Workplace communication can be delicate: a single phrase can either invite collaboration—or trigger defensiveness.
One leadership lesson Misryoum often reinforces is simple: stop treating “why” as an automatically safe way to show curiosity. In many organizations, the word doesn’t read as inquiry. It reads as judgment, even when your intent is learning.
Why “why” lands like an accusation
Artists are trained to question constantly.. Their “why” is exploratory—an attempt to understand choices, intentions, and effects.. In business environments, though, that same word often carries a different weight.. Ask “Why are we doing this?” and people frequently translate it as: someone made a poor call. and now you want an explanation.
That interpretation changes the emotional response.. Instead of opening the door to problem-solving, “why” pushes people into defending themselves.. They start justifying, protecting their reputation, and countering the implied critique.. The result isn’t honest reflection—it’s a defensive conversation.
Hierarchy amplifies the effect.. When a senior leader asks “why. ” the question can feel like an evaluation with consequences attached. whether or not that’s the intent.. When a junior person asks it, it can be perceived as challenging authority or undermining a decision already considered closed.. In both cases, the psychological safety needed for creative thinking shrinks.
Missing context can make this worse.. Teams don’t just hear the question—they hear the subtext.. If “why” follows a tough outcome, it can feel like a fault-finding mission.. If it’s repeated during meetings, it can feel like interrogation.. Over time, employees learn to keep their thoughts safer, narrower, or slower to share.
Replace verdict questions with “what” and “how”
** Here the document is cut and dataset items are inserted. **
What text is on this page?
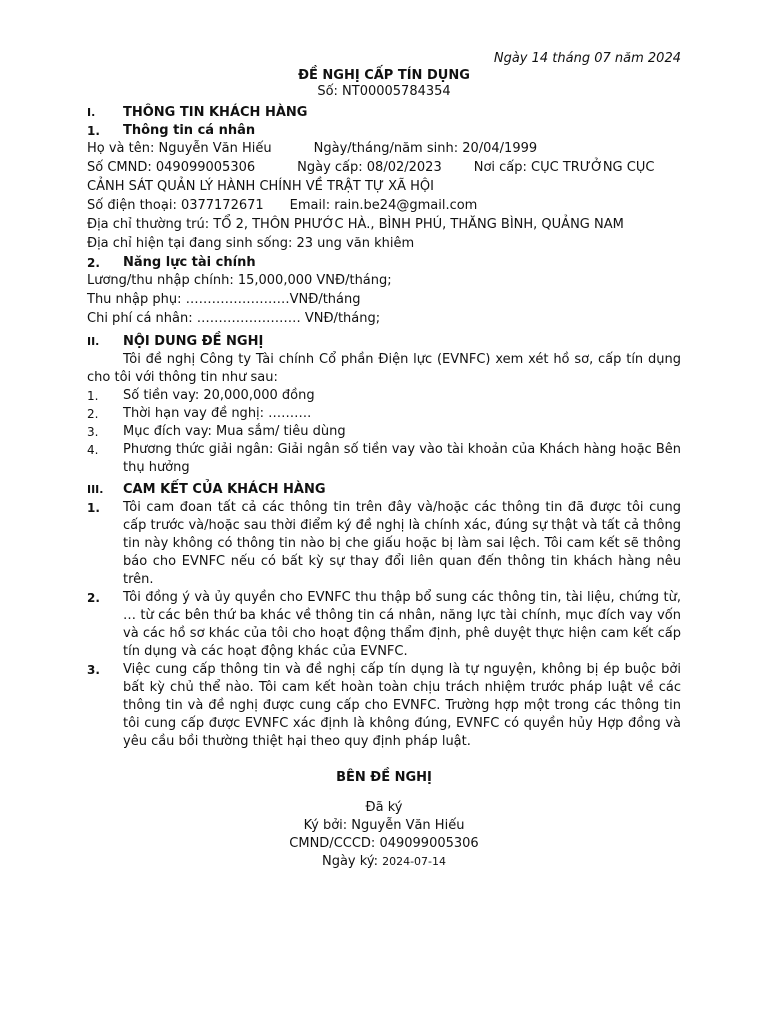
Ngày 14 tháng 07 năm 2024
ĐỀ NGHỊ CẤP TÍN DỤNG
Số: NT00005784354
I.	THÔNG TIN KHÁCH HÀNG
1.	Thông tin cá nhân
Họ và tên: Nguyễn Văn Hiếu	Ngày/tháng/năm sinh: 20/04/1999
Số CMND: 049099005306	Ngày cấp: 08/02/2023 Nơi cấp: CỤC TRƯỞNG CỤC
CẢNH SÁT QUẢN LÝ HÀNH CHÍNH VỀ TRẬT TỰ XÃ HỘI
Số điện thoại: 0377172671 Email: rain.be24@gmail.com
Địa chỉ thường trú: TỔ 2, THÔN PHƯỚC HÀ., BÌNH PHÚ, THĂNG BÌNH, QUẢNG NAM
Địa chỉ hiện tại đang sinh sống: 23 ung văn khiêm
2.	Năng lực tài chính
Lương/thu nhập chính: 15,000,000 VNĐ/tháng;
Thu nhập phụ: ……………………VNĐ/tháng
Chi phí cá nhân: …………………… VNĐ/tháng;
II.	NỘI DUNG ĐỀ NGHỊ
Tôi đề nghị Công ty Tài chính Cổ phần Điện lực (EVNFC) xem xét hồ sơ, cấp tín dụng cho tôi với thông tin như sau:
1.	Số tiền vay: 20,000,000 đồng
2.	Thời hạn vay đề nghị: ……….
3.	Mục đích vay: Mua sắm/ tiêu dùng
4.	Phương thức giải ngân: Giải ngân số tiền vay vào tài khoản của Khách hàng hoặc Bên thụ hưởng
III.	CAM KẾT CỦA KHÁCH HÀNG
1.	Tôi cam đoan tất cả các thông tin trên đây và/hoặc các thông tin đã được tôi cung cấp trước và/hoặc sau thời điểm ký đề nghị là chính xác, đúng sự thật và tất cả thông tin này không có thông tin nào bị che giấu hoặc bị làm sai lệch. Tôi cam kết sẽ thông báo cho EVNFC nếu có bất kỳ sự thay đổi liên quan đến thông tin khách hàng nêu trên.
2.	Tôi đồng ý và ủy quyền cho EVNFC thu thập bổ sung các thông tin, tài liệu, chứng từ, … từ các bên thứ ba khác về thông tin cá nhân, năng lực tài chính, mục đích vay vốn và các hồ sơ khác của tôi cho hoạt động thẩm định, phê duyệt thực hiện cam kết cấp tín dụng và các hoạt động khác của EVNFC.
3.	Việc cung cấp thông tin và đề nghị cấp tín dụng là tự nguyện, không bị ép buộc bởi bất kỳ chủ thể nào. Tôi cam kết hoàn toàn chịu trách nhiệm trước pháp luật về các thông tin và đề nghị được cung cấp cho EVNFC. Trường hợp một trong các thông tin tôi cung cấp được EVNFC xác định là không đúng, EVNFC có quyền hủy Hợp đồng và yêu cầu bồi thường thiệt hại theo quy định pháp luật.
BÊN ĐỀ NGHỊ
Đã ký
Ký bởi: Nguyễn Văn Hiếu
CMND/CCCD: 049099005306
Ngày ký: 2024-07-14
Misryoum sees a practical pattern: “what” and “how” questions can keep inquiry alive because they focus on reasoning and next steps, not blame. They invite people to reconstruct what they considered, what constraints existed, and what trade-offs shaped the decision.
For example, “Why are we still working with this provider?” often sounds like a verdict on whoever owns that relationship.. A more productive alternative is: “What would it take for us to get better results from this partnership—or to know it’s time to explore other options?” That wording points forward and creates space for evidence.
Similarly, “Why aren’t we pursuing this?” can land as frustration or implied incompetence. “What would need to be true for this to be worth pursuing?” shifts attention to prerequisites and realities—budget, capacity, customer demand, timelines—without putting anyone on trial.
After a failure, the difference matters even more.. “Why did this happen?” frequently triggers the question everyone secretly dreads: whose fault was it?. “What brought us into this situation. and what does it tell us about how we make decisions?” reframes the moment toward systems learning.. It turns a meeting that could become political into one that becomes diagnostic.
The technique won’t work without the tone
Misryoum’s caution is straightforward: word choice alone isn’t a magic switch.. Deliver “what” or “how” with visible impatience, and the emotional charge can remain the same.. If someone hears contempt or irritation, they still prepare to defend themselves.. Inquiry is judged not only by what you ask, but by how you ask it.
The same applies when questions are performative—when the outcome is already decided. People can detect rhetorical inquiry, where the “question” is a way to justify a conclusion. Even the best framing won’t build trust if the room already feels staged.
In healthy teams, the shift isn’t about sounding nicer. It’s about signaling that reasoning is welcome. That signals to others that they won’t be punished for being candid about uncertainty, constraints, or mistakes.
What organizations lose when inquiry becomes risky
There’s a cost when inquiry feels expensive—emotionally, politically, or professionally. When people believe they’ll be judged for challenging the status quo, curiosity doesn’t vanish. It goes underground. Employees stop raising concerns early and stop exploring alternative options out loud.
Misryoum often describes this as a creativity tax. The team may still “work hard,” but the kind of thinking that leads to genuinely new solutions quietly disappears. People become better at protecting themselves than at diagnosing the root causes of problems.
Over time, that can distort decision-making. The loudest voices may be the least honest. The most comfortable narratives may replace reality. And managers may be left with polished updates that don’t reflect what’s actually happening on the ground.
A better meeting question to try next
The next time your instinct is to ask “why,” Misryoum suggests pausing and choosing an inquiry that invites construction rather than defense.
Instead of the phrase you planned, ask: “What are we trying to achieve here, and what would good reasoning look like?” Or, more directly for daily execution: “How are we deciding what to do next?” The goal is to give people somewhere safer to go—toward explanation, evidence, and next steps.
Curiosity is essential. The difference is whether your question opens the room or closes it. When the answer you’re really seeking is understanding, your wording—and tone—should make that invitation unmistakable.